Luego se acostó y empezó para él el infierno cotidiano de los que han perdido el dulce sueño reparador de la vida…

Corría el tren por los campos iguales y monótonos. En el vagón que ocupaba Carlos iban dos o tres personas desconocidas entre sí, lo que no impidió que a partir del almuerzo trabaran una larga conversación sobre los temas eternos de la vida de campo, la lluvia que hacía falta, porque los pastos estaban flojos, el cardo que tardaba, las barbaridades de los jueces de paz de los partidos respectivos a que pertenecían los viajeros, y por fin, la política, vista al microscopio, las profesiones de fe grotescas, una estrechez de espíritu inconcebible. Carlos oía con cierta atención la insípida charla; como los campos que atravesaba le traían la perdida nota impresional de la patria, así el palabreo que llegaba a sus oídos hacía revivir en su memoria el mundo normal en cuyo seno pasó su juventud. Luego sus ojos se perdían en la dilatada llanura, extensa como el mar y como él generadora de tristezas.

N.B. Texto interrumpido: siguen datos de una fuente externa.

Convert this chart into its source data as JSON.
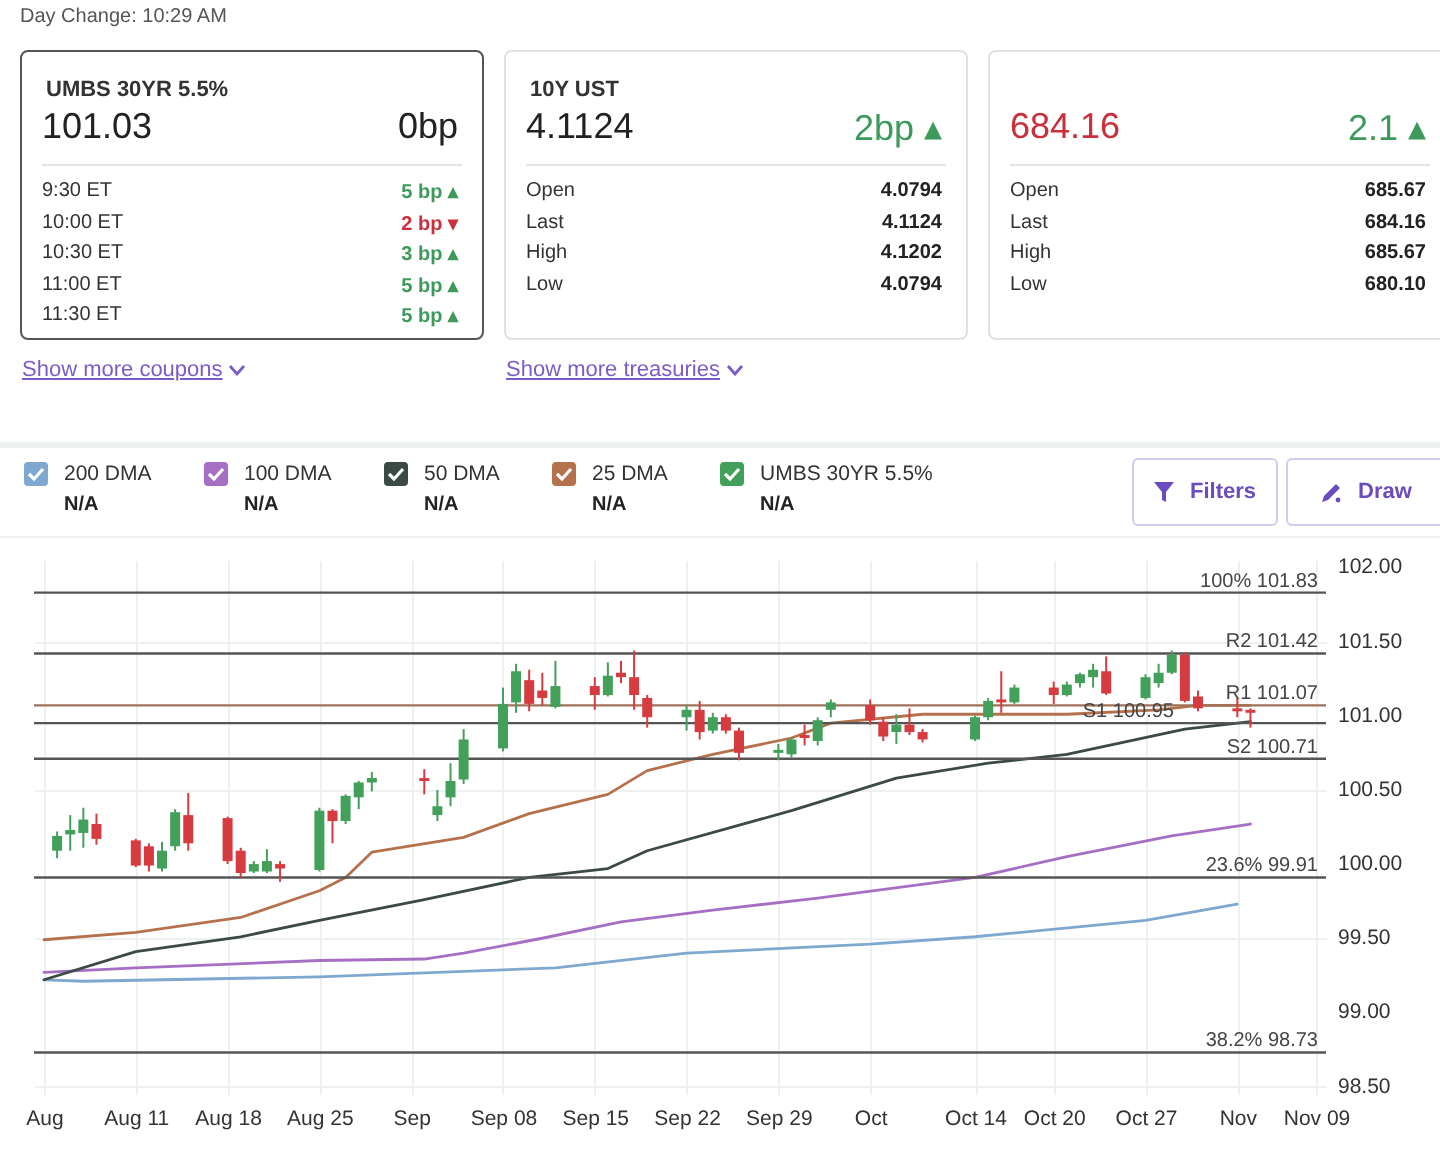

Pedro, solo y grave en un vagón de 2ª., miraba con asombro nuestros campos, buscando en ellos el cultivo, la subdivisión, el canal de riego, el bosque, el aspecto europeo, en una palabra. Una sensación indefinible le oprimía y a veces sacaba la cabeza por la portezuela, ansioso, en la expectativa de un cambio que no se producía.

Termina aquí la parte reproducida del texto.